Updated

Saddam Hussein's chief lawyer said Sunday he plans to publish a book in the coming year disclosing secret information about the executed Iraqi leader.

"Any lawyer who worked on such a big case has the right to write his [Saddam's] diary," said Khalil al-Dulaimi, a Baghdad attorney, who served as Saddam's confidante and main legal counsel since the deposed dictator's interrogation by U.S. and Iraqi authorities on June 14, 2005.

Al-Dulaimi said his book would "clear up some points about facts that haven't yet been announced." He would not say whether he had already started writing the book but said he would reprint as many as 300 personal letters, poems and other miscellaneous works written by the deposed leader.

"I will write everything about the court, the Americans, and the way they used to treat him," al-Dulaimi said in a telephone interview.

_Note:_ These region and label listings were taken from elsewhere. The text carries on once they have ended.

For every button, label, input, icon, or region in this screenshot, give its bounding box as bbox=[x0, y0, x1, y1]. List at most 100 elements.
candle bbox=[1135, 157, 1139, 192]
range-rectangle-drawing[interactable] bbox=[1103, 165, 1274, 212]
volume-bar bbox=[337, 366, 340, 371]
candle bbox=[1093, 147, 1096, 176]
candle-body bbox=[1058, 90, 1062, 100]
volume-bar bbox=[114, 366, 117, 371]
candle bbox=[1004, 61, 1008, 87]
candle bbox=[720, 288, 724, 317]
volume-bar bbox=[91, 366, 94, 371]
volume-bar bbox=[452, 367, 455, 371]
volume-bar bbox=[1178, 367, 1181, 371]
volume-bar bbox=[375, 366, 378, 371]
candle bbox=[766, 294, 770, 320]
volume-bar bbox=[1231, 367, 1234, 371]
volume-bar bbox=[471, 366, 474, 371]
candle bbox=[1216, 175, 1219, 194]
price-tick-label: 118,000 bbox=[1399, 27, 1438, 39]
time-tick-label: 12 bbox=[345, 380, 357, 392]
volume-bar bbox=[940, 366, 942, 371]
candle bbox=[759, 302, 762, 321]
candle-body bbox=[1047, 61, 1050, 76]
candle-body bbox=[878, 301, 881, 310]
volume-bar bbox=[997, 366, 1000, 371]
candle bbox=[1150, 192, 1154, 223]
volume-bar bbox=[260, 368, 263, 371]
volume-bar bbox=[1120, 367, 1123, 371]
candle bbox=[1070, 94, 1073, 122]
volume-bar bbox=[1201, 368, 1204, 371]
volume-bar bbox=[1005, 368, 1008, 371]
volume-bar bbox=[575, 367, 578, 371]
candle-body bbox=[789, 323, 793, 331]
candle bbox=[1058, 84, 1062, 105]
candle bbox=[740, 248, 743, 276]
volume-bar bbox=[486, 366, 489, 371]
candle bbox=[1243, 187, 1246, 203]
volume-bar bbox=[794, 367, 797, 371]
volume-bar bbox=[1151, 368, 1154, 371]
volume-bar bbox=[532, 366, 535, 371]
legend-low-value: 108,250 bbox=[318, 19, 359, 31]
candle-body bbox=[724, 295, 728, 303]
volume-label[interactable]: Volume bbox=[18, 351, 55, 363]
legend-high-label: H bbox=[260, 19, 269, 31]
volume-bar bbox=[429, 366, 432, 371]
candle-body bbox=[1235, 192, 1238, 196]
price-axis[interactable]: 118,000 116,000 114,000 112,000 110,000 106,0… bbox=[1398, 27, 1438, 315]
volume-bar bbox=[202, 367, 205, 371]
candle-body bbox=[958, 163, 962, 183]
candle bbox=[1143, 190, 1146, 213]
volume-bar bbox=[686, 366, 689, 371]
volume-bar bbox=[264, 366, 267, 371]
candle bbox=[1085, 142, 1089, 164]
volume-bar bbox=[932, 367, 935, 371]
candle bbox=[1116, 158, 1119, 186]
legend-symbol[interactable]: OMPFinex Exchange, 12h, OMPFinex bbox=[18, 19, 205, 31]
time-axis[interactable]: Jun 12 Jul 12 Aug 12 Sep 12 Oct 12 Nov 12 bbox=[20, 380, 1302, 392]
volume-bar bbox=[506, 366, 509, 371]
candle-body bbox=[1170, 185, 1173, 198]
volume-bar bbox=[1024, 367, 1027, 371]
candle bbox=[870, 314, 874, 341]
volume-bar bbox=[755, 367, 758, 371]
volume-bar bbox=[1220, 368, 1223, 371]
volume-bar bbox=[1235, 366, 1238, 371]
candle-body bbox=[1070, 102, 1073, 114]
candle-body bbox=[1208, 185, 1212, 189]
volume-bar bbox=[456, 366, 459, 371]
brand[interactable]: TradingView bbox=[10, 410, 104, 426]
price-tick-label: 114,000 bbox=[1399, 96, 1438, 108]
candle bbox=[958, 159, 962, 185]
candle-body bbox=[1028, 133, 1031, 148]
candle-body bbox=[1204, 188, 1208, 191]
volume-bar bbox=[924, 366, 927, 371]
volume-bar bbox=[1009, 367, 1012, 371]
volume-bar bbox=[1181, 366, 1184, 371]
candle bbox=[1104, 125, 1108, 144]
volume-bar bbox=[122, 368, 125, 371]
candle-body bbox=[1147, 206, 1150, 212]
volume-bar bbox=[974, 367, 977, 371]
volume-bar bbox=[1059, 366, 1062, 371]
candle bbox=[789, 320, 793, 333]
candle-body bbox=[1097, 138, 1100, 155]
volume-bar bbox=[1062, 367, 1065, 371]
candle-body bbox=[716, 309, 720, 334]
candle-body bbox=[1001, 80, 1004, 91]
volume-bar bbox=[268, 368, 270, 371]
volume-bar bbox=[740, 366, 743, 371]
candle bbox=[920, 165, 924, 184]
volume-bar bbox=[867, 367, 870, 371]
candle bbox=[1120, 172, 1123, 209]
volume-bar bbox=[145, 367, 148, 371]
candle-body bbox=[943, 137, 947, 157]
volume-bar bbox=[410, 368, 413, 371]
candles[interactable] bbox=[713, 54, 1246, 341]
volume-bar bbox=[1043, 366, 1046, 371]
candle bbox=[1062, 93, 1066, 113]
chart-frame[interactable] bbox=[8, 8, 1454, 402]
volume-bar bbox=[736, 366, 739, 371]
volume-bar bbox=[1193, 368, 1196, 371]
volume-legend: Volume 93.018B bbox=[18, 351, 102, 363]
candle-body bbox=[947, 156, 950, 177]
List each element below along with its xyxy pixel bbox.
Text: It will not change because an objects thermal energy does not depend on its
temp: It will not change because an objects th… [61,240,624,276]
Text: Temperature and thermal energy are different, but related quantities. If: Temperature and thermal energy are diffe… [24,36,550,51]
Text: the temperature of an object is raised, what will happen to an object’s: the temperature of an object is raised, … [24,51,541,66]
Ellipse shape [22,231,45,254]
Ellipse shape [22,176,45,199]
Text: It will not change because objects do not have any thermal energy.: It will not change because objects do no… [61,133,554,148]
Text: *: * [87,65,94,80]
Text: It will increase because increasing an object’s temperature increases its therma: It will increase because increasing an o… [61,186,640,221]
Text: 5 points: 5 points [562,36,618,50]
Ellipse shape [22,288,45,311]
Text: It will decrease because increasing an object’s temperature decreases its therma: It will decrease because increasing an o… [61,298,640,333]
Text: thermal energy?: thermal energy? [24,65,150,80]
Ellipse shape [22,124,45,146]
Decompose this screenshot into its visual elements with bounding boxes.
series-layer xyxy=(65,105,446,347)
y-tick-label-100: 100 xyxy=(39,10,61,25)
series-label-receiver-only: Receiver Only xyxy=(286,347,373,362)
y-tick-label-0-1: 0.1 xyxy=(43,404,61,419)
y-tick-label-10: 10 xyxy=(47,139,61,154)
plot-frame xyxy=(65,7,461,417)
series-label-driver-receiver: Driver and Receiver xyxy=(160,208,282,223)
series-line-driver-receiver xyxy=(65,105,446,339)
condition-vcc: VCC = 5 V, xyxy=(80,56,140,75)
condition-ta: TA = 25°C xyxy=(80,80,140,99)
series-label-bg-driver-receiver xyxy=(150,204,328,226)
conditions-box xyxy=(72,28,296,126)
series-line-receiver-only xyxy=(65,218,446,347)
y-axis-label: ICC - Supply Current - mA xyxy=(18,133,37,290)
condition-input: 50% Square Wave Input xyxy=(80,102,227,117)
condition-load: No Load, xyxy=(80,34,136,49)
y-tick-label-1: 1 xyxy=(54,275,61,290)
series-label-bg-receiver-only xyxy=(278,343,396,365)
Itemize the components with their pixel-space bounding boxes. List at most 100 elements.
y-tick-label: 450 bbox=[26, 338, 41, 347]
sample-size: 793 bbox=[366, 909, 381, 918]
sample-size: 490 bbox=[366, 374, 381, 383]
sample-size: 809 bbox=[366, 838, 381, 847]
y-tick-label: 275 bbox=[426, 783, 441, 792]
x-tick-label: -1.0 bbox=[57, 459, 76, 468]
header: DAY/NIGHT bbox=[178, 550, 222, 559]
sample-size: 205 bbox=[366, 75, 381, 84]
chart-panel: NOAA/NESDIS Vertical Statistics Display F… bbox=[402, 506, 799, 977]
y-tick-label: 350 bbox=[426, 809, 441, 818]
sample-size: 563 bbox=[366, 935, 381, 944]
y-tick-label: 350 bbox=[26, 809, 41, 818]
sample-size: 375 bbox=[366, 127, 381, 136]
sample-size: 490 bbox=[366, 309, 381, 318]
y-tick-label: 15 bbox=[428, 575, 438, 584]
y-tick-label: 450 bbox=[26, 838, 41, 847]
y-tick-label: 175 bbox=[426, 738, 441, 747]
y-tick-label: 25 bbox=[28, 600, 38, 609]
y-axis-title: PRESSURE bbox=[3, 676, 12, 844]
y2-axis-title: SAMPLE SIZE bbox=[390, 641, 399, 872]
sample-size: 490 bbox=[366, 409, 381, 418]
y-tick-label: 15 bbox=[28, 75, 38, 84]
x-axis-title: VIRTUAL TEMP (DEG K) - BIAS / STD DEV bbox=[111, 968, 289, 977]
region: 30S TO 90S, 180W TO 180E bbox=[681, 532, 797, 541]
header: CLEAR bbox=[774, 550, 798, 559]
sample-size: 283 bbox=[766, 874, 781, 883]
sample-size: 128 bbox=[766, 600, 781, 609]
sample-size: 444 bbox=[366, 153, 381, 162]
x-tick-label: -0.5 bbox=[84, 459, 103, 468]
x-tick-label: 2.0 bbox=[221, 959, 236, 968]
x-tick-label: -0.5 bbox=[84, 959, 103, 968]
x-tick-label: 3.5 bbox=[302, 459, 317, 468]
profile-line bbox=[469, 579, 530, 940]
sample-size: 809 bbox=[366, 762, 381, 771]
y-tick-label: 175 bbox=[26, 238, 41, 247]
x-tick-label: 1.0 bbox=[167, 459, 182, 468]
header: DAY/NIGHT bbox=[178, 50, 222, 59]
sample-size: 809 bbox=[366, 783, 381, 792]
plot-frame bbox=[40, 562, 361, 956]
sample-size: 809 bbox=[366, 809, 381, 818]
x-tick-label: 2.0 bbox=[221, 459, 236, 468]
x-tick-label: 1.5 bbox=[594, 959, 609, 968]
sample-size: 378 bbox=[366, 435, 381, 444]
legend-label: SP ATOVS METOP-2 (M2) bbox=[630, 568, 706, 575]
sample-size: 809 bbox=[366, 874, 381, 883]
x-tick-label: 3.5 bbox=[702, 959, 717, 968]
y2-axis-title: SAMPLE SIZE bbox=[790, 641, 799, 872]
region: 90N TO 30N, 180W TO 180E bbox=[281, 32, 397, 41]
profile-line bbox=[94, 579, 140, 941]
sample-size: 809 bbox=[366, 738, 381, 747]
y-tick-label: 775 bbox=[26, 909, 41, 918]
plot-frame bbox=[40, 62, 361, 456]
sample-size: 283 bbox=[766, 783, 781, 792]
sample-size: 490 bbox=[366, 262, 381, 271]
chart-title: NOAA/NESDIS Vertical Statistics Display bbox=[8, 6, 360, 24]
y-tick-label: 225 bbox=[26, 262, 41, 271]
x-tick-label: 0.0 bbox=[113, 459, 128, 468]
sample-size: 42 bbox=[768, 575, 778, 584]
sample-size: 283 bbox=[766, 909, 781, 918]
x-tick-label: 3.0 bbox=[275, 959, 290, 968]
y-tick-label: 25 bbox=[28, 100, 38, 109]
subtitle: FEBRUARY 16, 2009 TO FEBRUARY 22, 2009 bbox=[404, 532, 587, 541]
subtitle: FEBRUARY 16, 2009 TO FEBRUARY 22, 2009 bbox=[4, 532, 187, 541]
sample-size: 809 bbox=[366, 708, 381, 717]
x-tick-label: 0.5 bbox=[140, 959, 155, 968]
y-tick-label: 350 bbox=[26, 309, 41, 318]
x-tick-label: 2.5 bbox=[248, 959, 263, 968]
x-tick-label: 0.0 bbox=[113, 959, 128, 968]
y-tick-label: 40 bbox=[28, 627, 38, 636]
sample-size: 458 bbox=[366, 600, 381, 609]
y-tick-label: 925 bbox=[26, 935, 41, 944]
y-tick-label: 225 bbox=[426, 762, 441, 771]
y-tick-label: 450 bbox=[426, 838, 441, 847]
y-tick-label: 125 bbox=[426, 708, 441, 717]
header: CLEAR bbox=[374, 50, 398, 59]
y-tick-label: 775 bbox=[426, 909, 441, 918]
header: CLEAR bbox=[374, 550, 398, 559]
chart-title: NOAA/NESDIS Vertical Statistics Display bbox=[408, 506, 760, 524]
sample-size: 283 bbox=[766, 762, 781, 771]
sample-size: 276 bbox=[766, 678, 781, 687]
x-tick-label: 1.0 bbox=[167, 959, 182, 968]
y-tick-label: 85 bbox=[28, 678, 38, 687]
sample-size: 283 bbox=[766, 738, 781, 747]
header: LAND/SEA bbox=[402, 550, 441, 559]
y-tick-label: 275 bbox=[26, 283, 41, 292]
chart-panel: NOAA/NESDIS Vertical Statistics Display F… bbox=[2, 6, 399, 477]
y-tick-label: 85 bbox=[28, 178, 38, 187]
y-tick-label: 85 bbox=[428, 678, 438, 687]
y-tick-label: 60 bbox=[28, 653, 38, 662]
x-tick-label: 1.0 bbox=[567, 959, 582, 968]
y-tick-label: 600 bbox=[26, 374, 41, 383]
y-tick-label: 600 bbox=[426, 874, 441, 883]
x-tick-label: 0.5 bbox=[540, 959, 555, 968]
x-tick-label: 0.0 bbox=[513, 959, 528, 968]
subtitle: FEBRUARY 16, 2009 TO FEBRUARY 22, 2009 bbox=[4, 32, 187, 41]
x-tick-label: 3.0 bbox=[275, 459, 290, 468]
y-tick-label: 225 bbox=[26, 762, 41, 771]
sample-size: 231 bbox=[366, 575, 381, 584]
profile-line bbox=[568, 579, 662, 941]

"I'm also going to talk about how Baghdad fell at the hands of Americans and the way they entered and captured Baghdad," he added.

Saddam was sentenced to death last November for the killing of 148 Shiites in Dujail after a 1982 attempt to assassinate him. He was executed on Dec. 30, 2006 in an unruly scene that brought worldwide criticism of the Iraqi government. Video of the execution, recorded on a cell phone camera, showed the former dictator being taunted as he stood with a noose around his neck on the gallows.